As part of our National Drive Electric Week efforts, we sat down with NYSERDA project manager Adam Ruder to learn how New York is encouraging the use of electric vehicles.
How many electric vehicles currently are on the road in New York State?
According to New York State Department of Motor Vehicles, there are currently more than 10,000 EVs registered in New York. Of these, about 75% are plug-in hybrids (run on electricity, then on gasoline when that runs out) and 25% are all-electric vehicles (only run on electricity).
How many electric vehicle charging stations are in New York State?
We recently surpassed 1,000 charging stations in the State. They are located all over the State, from Buffalo to the North Country to Long Island. To locate a charging station in New York, you can visit this alternative fueling station locator.

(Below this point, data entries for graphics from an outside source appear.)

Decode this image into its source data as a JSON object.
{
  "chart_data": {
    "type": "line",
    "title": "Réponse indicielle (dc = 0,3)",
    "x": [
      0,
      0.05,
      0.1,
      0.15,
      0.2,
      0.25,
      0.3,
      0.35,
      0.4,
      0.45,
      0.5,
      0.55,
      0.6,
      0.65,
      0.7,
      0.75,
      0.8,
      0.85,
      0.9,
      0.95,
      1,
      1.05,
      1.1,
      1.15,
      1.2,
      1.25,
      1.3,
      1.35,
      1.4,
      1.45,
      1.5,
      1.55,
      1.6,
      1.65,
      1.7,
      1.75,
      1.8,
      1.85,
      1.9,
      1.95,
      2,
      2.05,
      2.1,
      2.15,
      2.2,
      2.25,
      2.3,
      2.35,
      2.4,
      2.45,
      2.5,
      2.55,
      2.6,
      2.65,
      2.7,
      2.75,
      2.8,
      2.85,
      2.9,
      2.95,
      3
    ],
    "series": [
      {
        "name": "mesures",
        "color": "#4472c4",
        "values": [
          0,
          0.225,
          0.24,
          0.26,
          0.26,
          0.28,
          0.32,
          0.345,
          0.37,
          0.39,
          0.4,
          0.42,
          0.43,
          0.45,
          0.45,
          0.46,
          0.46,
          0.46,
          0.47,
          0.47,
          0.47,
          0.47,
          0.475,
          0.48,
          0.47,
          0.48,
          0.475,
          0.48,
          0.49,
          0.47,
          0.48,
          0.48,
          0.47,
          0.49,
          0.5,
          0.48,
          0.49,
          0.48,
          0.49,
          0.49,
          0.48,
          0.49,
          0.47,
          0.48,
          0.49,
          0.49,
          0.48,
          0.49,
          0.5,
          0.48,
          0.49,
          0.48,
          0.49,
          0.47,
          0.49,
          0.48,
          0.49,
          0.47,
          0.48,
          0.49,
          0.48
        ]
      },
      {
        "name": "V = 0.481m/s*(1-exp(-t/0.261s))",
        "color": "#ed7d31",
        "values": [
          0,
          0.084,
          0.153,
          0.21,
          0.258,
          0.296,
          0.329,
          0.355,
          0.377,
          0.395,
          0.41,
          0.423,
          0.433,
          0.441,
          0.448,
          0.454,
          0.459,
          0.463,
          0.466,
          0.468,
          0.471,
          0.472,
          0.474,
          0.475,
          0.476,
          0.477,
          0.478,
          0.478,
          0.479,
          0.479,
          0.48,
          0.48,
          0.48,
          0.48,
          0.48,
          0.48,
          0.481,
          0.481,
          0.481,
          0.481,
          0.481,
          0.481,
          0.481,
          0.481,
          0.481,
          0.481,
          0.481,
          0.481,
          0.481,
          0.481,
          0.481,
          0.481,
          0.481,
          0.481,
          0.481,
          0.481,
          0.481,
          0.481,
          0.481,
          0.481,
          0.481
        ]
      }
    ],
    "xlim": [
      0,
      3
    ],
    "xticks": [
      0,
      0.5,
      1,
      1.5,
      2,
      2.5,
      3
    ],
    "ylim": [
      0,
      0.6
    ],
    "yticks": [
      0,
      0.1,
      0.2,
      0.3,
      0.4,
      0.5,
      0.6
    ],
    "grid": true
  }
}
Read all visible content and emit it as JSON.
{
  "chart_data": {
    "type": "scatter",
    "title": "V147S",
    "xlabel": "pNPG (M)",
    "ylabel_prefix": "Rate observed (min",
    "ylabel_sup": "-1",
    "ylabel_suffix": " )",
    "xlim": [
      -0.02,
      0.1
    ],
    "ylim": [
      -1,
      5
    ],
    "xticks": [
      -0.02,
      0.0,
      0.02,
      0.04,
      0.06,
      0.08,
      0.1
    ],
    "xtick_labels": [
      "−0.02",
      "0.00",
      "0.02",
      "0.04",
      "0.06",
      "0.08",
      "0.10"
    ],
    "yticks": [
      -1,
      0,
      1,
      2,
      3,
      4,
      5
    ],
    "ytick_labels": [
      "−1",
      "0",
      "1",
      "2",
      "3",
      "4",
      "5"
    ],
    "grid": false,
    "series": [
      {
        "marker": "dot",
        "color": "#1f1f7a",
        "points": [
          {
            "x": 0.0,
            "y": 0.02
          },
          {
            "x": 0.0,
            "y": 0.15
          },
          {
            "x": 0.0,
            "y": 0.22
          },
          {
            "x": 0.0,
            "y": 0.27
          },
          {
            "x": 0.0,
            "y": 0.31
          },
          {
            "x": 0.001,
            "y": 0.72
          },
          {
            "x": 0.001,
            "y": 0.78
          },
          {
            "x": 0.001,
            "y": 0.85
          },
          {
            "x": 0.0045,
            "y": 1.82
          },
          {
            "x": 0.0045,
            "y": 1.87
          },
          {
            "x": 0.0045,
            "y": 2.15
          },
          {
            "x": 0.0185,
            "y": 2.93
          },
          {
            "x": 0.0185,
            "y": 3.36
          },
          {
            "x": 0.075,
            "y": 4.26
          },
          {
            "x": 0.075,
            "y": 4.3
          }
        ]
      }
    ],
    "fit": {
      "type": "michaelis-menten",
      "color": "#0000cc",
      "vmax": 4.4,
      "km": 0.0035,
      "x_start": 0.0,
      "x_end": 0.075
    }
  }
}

Where are some common places to find charging stations?
There are publicly accessible charging stations at all kinds of locations, such as retail stores, hotels, parks, parking garages, and hospitals. There also are stations at workplaces for employees and multifamily buildings for residents. Many EV drivers have charging stations at their homes, but you also can charge a car using a regular 110 volt outlet.
Where should people go for information on electric vehicles?
We’re going to be launching a new New York State EV website shortly with a lot of information about EVs in New York State, but for now you can look at the U.S. Department of Energy’s Alternative Fuels Data Center.
What is one fun fact about electric vehicles in New York State?
There are EVs registered in every county in New York State, but Suffolk County on Long Island has the most.
Do you drive an EV?
Not yet, but I’m in the market for one. I’ve driven a bunch of different models, and people will be surprised to know how much acceleration they have and how well they handle. They’re fun cars to drive, and I can’t wait to get mine!
Where is the EV industry heading in the next five years?
Battery technology is improving quickly. In five years there will be a lot more models with longer electric range and lower prices. I think that in New York State, plug-in hybrids will still be the majority of the market because of our climate – it’s nice to have that gasoline backup on cold days (when battery range is often reduced).